Pythonic, Mostly¶
Graphscale follows most of the recommendations of the Python community, recommendations being the idioms that are “Pythonic.” Most of them are sensisible and result in elegant code and good software. However there are some specific subjects where Graphscale explicitly diverges from standard best practices in the Python community, mostly around error handling. These are documented here.
“Reponsible Users” and Immutability¶
Python is famous for eskewing information hiding and encapsulation. This was previously expressed with the phrase that Python user are all “consenting adults” which has now been bowdlerized to the more Victorian-era-friendly phrase that Python programmers are “responsible users.” Programmers may be responsible, but they are mortal and fallible. Distributed systems development is a complex task, and any tools that can reduce this complexity should be used.
Python programmers, believing in the responsibility of other Python programmers, default to public read-write properties and expose functionality in modules and packages by default. Python misses a big opportunity here because these practices default to mutable objects. Immutability is a powerful concept in software and leads to more manageable, intuitive code when utilizied property. This is a deep topic beyond the scope of this guide. A great starting place on the topics of immutability is Rich Hickey. See this talk or this talk for some excellent coverage of this topic. In fact, just go and listen to everything that Rich Hickey has ever said.
Graphscale heavily utilizes the “namedtuple” abstraction built into python, which is a Pythonic, concise way of building immutable tuples with named fields. Hopefully more immutability-friendly abstractions like namedtuple get introduced into idiomatic Python.
Pents are not immutable but they are read-only. They accumulate state over the their object lifetime, and anytime any of that state changes, the object should be discarded. While this does not allow for the strong guarantees that purely immutable objects do they still retain important properties. They can be cached in a per-request cache easily.
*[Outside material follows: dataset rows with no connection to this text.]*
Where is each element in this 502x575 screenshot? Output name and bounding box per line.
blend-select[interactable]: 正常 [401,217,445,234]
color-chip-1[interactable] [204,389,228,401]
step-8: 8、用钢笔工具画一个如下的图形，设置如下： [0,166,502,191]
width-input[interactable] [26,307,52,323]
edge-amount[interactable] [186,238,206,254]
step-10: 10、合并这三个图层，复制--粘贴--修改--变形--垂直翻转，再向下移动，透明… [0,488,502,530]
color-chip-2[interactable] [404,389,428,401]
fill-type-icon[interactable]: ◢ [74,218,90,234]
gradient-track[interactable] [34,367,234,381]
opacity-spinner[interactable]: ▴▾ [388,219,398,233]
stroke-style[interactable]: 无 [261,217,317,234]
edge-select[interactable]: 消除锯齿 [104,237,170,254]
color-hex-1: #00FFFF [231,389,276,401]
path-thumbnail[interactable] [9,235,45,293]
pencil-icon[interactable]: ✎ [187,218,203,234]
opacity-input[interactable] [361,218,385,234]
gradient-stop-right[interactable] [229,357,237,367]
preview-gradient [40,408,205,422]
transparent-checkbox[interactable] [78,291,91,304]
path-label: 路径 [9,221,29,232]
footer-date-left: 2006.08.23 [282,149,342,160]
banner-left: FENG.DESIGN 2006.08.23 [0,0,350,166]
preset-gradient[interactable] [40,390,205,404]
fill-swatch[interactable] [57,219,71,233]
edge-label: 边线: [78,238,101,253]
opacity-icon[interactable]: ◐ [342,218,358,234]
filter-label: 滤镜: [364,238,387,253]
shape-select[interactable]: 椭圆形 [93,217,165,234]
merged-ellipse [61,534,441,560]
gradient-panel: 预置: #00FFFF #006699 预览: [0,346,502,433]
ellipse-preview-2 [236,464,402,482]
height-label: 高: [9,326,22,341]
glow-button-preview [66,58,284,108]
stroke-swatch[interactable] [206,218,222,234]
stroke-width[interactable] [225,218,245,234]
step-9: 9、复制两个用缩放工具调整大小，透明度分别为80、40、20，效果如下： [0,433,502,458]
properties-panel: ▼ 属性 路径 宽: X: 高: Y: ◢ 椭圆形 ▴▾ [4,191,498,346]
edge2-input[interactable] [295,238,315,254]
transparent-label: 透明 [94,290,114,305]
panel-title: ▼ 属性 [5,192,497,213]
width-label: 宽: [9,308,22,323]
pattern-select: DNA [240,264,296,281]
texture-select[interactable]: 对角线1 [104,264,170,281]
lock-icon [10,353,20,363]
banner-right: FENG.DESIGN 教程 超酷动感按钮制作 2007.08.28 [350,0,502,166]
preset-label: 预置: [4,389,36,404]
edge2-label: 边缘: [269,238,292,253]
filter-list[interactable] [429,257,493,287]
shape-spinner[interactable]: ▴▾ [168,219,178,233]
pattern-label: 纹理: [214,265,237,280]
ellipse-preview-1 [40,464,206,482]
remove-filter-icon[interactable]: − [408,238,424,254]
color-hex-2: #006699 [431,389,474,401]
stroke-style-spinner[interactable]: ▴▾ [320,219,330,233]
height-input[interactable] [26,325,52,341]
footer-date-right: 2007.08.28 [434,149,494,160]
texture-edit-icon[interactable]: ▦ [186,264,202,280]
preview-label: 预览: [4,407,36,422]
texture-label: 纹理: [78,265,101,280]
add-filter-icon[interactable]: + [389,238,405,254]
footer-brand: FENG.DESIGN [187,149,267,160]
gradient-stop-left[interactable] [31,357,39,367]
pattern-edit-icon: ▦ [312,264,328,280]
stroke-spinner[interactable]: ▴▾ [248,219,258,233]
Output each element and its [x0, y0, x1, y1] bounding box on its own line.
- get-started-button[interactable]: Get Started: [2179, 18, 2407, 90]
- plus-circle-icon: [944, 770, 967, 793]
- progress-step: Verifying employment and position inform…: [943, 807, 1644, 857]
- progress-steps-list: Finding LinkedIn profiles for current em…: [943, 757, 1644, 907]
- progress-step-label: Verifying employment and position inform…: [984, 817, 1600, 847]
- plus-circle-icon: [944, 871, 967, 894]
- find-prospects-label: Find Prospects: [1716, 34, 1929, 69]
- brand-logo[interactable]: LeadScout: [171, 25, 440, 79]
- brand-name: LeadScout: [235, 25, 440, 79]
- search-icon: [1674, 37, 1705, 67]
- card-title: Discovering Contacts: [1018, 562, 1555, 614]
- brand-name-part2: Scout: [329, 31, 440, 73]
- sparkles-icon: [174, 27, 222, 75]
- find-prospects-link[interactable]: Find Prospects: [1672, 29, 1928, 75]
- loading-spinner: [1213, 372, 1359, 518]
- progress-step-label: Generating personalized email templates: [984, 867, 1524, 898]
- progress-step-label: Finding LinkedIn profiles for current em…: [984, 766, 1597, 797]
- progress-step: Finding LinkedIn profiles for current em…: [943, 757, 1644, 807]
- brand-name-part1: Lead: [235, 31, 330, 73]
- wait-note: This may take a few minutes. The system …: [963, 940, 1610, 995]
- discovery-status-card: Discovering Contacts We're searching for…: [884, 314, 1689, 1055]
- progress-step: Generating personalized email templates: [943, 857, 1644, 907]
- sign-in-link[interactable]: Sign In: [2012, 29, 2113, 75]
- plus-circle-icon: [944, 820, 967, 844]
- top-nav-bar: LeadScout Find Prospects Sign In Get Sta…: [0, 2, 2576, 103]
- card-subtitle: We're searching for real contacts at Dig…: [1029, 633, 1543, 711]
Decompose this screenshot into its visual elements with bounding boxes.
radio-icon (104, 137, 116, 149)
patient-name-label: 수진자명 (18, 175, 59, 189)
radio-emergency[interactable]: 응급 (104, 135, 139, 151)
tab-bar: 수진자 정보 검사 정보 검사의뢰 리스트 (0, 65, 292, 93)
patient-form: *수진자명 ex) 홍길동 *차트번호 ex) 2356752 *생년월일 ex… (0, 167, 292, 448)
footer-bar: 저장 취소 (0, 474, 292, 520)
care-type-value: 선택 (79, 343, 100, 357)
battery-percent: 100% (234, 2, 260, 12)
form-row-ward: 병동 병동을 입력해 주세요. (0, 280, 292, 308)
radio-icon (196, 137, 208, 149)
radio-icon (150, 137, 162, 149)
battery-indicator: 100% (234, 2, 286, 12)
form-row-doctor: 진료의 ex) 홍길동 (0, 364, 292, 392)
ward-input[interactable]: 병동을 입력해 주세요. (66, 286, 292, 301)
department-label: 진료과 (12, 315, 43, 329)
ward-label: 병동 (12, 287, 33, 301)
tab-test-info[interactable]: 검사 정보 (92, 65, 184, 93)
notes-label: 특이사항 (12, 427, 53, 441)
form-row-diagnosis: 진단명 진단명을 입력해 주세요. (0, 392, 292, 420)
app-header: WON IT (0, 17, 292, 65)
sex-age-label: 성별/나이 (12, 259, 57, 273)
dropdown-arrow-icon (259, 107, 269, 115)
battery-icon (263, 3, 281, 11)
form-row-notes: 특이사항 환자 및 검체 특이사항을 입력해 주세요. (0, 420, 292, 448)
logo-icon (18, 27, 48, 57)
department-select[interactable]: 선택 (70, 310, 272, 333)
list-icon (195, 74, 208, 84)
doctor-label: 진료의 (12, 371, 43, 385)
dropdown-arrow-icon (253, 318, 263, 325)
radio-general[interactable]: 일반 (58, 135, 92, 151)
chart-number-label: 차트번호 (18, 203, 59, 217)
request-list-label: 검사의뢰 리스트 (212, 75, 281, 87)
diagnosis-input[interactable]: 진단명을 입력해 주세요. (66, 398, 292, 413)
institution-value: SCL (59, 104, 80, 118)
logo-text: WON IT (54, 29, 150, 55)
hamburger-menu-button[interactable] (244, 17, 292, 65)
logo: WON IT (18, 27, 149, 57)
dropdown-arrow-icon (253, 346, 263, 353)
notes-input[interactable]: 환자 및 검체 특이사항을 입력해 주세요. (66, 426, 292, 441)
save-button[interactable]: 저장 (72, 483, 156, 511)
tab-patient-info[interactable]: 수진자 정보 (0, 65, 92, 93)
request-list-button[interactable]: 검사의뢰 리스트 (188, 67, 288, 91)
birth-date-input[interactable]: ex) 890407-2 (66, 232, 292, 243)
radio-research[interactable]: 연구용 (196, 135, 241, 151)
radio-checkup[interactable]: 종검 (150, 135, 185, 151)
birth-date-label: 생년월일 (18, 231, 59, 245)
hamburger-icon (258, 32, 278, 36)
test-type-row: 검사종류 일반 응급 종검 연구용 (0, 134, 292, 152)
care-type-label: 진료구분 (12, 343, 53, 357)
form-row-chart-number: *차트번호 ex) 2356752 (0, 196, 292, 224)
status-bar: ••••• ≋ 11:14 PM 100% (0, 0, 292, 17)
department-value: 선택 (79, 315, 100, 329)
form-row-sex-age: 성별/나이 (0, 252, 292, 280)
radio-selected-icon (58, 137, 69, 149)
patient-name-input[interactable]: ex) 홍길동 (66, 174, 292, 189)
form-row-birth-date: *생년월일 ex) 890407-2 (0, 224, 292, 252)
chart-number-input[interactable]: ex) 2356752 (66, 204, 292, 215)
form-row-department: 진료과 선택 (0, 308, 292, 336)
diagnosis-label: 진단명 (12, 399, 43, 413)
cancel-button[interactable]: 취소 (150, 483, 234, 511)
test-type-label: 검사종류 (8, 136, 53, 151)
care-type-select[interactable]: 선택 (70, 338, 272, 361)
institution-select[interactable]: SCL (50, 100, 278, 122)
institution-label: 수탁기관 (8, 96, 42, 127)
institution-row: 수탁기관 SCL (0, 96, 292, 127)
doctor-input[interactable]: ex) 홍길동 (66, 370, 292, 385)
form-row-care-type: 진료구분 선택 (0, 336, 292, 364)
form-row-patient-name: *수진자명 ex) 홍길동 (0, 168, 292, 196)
Importantly, write paths are covered by completely different set of abstractions. One of the biggest mistakes that traditional ORMs make is commingling read and write functionality in the same object. This often leads to use of trigger-like mechanisms to chain and cascade the side effects of mutations across your application in difficult to understand ways. Instead, mutations in graphscale are just functions where side effects are explicitly managed. As the mutations mature it will evolve in the spirit of the Redux framework, very popular in the JS community.
In Software, Permission not Forgiveness¶
Python has adopted a strategy of “Ask forgiveness not permission” when it comes to error handling. This means that programmers are expected to know what errors are thrown from code that they invoke and then catch the errors and do some backup behavior. For example if you google “how to tell if string can be an int in python” or something similar to you will a stack overflow question/answer like the following. So the Pythonic method of performing this task is:
try:
int(s)
# do something with s knowing it's an int
except ValueError:
# do some other behavior
Python also uses exceptions as control flow. For example, the core generator abstraction in Python uses the StopIteration exception to signal to calling code that there are no further items in a sequence. These exceptions are regularily thrown in an otherwise properly functioning python program.
Graphscale takes the opposite approach deliberately, so-called “Look Before You Leap” or LBYL. This means in effect that programmers are expected to write code that does not throw exceptions. That means any exception thrown means there was a programming error, some sort of system failure (e.g. an external system goes down), or to end a computation and signal user error (e.g. malformed input).
Additionally, during the vast majority of tasks a developer should never write an except block. Error handling should be processed by common infrastructure and abstractions. This abstraction in Graphscale is known as an error boundary. See the error boundary documentation for more details.
Don’t Assert or Document, Check¶
Python has an assert statement that is frequently used to perform tasks like type-checking and invariant checking. In addition, Python programmers often rely on documentation – rather examining values at runtime and communicating errors – in order to know what functions can accept or return. Graphscale does not abide by this philosophy. Rather it does runtime type- and invariant-checking for public APIs that have achieved some level of stability, using the “check” module in graphscale.
This follows the philosophy of LBYL stated above and is also encoded in the philosophy of error boundaries. The basic tenet is this: if a programming error is detected, you should terminiate the current computation at a well-understood boundary. When a program gets into a unexpected state, very bad things can happen. Critical data can leak, data can be overwritten, systems can become fundamentally destabilized and etc. Crashes or terminated computation, by comparison, have relatively known and lower cost. This is especially true in a server environment where one can redeploy code quickly. (Client-side code has different tradeoffs in this area). Rather than just “logging and soldiering on” or simply ignoring errors, an exception should be thrown which will terminate the current computational task in scope (as delienated by an error boundary).
Should a runtime check be in a function that is very frequently executed and adds overhead such that it is user perceptiple or reaches some large threshold in terms of an efficiency regression for your entire server fleet, then remove them selectively. The important thing is to default to type- and invariant-checking.